Węgry od lat są krytykowane w Europie za prorosyjską postawę, powiązania rządu z Rosją i sprzeciw wobec pomocy wojskowej dla Ukrainy. Premier Węgier utrzymuje bliskie stosunki z Władimirem Putinem i dał temu wyraz we wtorek, mówiąc, że "Rosja wygrała wojnę w Ukrainie". Budapeszt stanowczo odmawia wysyłania broni na Ukrainę. Viktor Orban jest też zdecydowanie przeciwny członkostwu Ukrainy w Unii Europejskiej, twierdząc, że mogliby przez to ucierpieć węgierscy rolnicy i cała gospodarka.
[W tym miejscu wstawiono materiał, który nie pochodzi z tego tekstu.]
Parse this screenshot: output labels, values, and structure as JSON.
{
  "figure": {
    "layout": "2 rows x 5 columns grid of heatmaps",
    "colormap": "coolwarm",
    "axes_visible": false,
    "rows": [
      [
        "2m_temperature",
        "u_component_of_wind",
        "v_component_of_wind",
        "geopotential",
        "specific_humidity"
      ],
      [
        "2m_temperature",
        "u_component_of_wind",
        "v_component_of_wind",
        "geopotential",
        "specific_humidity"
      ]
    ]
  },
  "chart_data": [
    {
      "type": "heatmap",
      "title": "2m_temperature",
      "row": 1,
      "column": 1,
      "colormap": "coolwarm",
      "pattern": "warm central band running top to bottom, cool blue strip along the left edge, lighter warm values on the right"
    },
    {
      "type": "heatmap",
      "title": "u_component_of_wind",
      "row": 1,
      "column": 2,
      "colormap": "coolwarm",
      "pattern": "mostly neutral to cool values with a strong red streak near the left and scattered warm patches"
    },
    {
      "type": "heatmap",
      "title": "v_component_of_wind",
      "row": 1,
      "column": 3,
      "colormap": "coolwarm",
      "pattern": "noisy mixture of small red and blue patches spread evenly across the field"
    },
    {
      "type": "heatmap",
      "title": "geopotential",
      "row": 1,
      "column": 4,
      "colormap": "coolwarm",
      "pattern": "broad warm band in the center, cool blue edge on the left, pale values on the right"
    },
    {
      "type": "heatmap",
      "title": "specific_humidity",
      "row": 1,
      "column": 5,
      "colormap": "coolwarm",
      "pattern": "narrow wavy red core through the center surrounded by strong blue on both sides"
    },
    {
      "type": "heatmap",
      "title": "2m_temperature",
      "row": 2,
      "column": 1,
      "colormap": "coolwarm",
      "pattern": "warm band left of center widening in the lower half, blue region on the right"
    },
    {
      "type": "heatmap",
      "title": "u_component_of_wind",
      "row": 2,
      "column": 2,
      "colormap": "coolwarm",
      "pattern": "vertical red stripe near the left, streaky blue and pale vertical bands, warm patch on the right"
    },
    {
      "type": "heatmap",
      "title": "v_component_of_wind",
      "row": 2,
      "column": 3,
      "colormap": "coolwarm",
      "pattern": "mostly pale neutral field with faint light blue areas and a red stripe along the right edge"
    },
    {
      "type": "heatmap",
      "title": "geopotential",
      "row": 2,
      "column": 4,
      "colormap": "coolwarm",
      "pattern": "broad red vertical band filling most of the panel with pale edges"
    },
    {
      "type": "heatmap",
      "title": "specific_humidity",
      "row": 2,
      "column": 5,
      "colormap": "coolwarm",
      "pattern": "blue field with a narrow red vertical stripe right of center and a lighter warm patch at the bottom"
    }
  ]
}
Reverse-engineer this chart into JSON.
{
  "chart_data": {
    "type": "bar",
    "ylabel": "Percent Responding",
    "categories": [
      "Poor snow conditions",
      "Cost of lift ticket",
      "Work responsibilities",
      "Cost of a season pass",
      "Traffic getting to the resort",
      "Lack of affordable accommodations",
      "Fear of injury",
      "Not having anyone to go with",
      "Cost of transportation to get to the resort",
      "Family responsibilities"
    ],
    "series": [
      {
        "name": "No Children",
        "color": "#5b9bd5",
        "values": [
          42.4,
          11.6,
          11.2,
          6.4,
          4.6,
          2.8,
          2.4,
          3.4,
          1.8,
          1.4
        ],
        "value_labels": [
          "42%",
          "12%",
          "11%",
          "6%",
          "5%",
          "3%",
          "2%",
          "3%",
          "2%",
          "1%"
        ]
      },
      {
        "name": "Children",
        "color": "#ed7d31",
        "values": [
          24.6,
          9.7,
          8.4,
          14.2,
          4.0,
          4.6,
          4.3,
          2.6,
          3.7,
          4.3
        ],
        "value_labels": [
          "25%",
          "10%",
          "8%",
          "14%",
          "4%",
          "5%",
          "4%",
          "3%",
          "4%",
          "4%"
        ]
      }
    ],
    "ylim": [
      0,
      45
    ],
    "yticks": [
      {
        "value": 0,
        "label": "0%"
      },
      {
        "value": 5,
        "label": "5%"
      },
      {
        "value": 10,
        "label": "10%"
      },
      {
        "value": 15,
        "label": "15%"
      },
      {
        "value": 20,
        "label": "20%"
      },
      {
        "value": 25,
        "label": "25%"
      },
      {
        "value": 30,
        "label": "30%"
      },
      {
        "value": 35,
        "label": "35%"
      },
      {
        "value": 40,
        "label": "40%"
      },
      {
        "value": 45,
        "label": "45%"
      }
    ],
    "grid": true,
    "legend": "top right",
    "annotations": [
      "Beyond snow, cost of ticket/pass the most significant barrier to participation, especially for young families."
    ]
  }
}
Relacje między Ukrainą a Węgrami od lat są napięte, a ukraińska wojna z Rosją tylko pogłębiła różnice. W ostatnich miesiącach doszło do wzajemnych wydaleń dyplomatów w związku z oskarżeniami o szpiegostwo. Ukraina zarzuca Węgrom zbytnią uległość wobec Rosji oraz blokowanie kluczowych decyzji w UE i NATO. Z kolei Budapeszt krytykuje Kijów za politykę wobec mniejszości węgierskiej na Zakarpaciu.